UMBC recognizes that the use of technology is instrumental in
enabling learning, advancing research, facilitating business
functions, and enhancing the quality of citizens' lives. UMBC,
therefore, has developed, and regularly, updates a Strategic Plan
for Information Technology (April, 2000) to ensure that
technology enhances the quality of the campus' teaching and
learning, research, and administrative services. UMBC's Strategic
Plan for Information Technology responds to the Regents' mandate
that graduates from USM institutions be technologically fluent.

UMBC recognizes the importance of technology fluency in promoting
success in employment and  enhancing lifelong learning and
communication capabilities. It is the intent of this policy to
ensure that UMBC graduates will possess the information
technology related skills that define technology fluency as a
result of curricular focus, instructional strategies, and
exposure to technology as members of the UMBC community.

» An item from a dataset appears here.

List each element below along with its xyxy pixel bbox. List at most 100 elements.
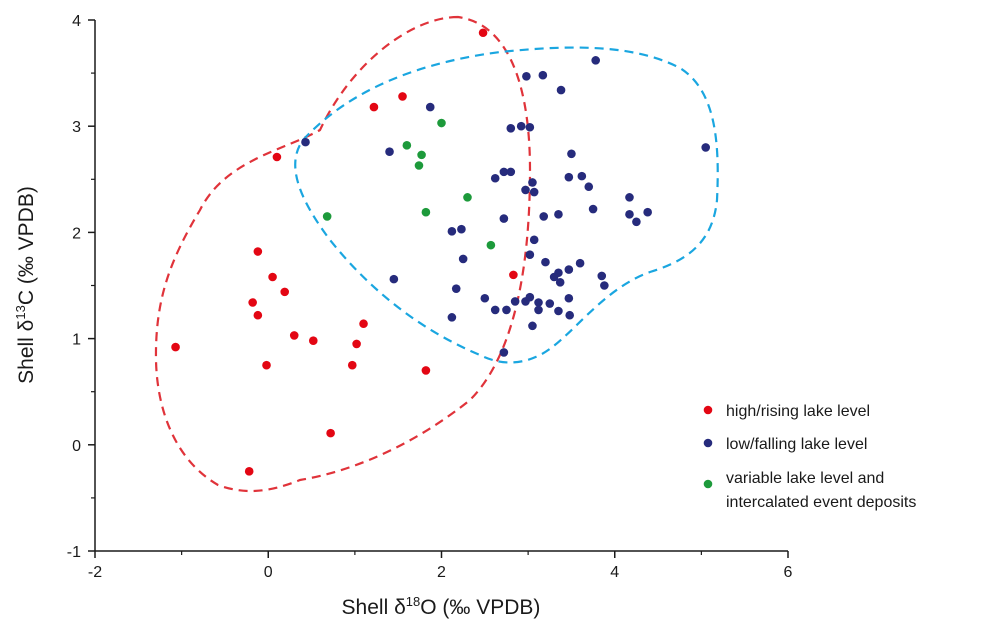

In order to accomplish the goals of UMBC's Strategic Plan for
Information Technology and to implement this policy, UMBC
students must have access to computing, software, and the
internet. UMBC initiated its Assured Access to Computing Policy
in 2001 to ensure such access. In so doing and recognizing that
appropriate applications of information technology in teaching
and learning will vary according to discipline and by course,
UMBC faculty now are free to incorporate online resources and
methods into their teaching and require students to complete
assignments that entail use of those resources and methods.  This
policy, therefore, incorporates UMBC's Strategic Plan for
Information Technology as well as its Assured Access to Computing

UMBC graduates will possess the ability to use information
technology to help define research agendas and goals, identify
and evaluate information sources, develop write and edit reports
and papers, and meet other course requirements (i.e., online
information research, analysis, and writing skills); present
their work through a variety of online or technology assisted
means such as web pages, email, online forums and presentation
software (i.e, publishing/presentation skills); and bring
appropriate technology to bear on the problems within their
disciplines and have knowledge of technological tools relevant to
their disciplines and to being an active member of society (i.e.,
problem solving).

In addition to the incorporation of UMBC's Strategic Plan for
Information Technology and  its Assured Access to Computing
Policy into this policy, UMBC will achieve the goals of this
policy in the following ways:

    provide training beyond the classroom to students to enable
     the effective use of information technology and develop a 
     level of information literacy (currently provided by the 
     Office of Information Technology, and the library);

    continue to enhance UMBC's required composition course
     (English 101) and other composition courses which teach
     technology skills;

    offer required courses that teach technology skills within
     the major;

    technologically enhance other courses within the disciplines
     as appropriate to each discipline;

    make technology an integral part of all aspects of
     university life by continued use of technology to deliver 
     student services (such as registering for classes, viewing 
     account balances, accessing the schedule of classes and 
     checking the status of library books)


UMBC recognizes the need to evaluate the effectiveness with which
it implements its instructional activities and accomplishes its
technology fluency goals. UMBC will assess the degree to which
its students achieve technology fluency by the monitoring and
reporting of its assured access program; regular assessment of
its required courses in composition and those within the major
(especially at the senior level) that contain a technology
component; and regular surveying its alumni. The Office of the
Provost working with the Office of Institutional Research shall
be responsible for such assessment.

In addition, all academic program reviews shall address the issue
of technology fluency.  New program proposals also shall include
a plan achieving technology fluency.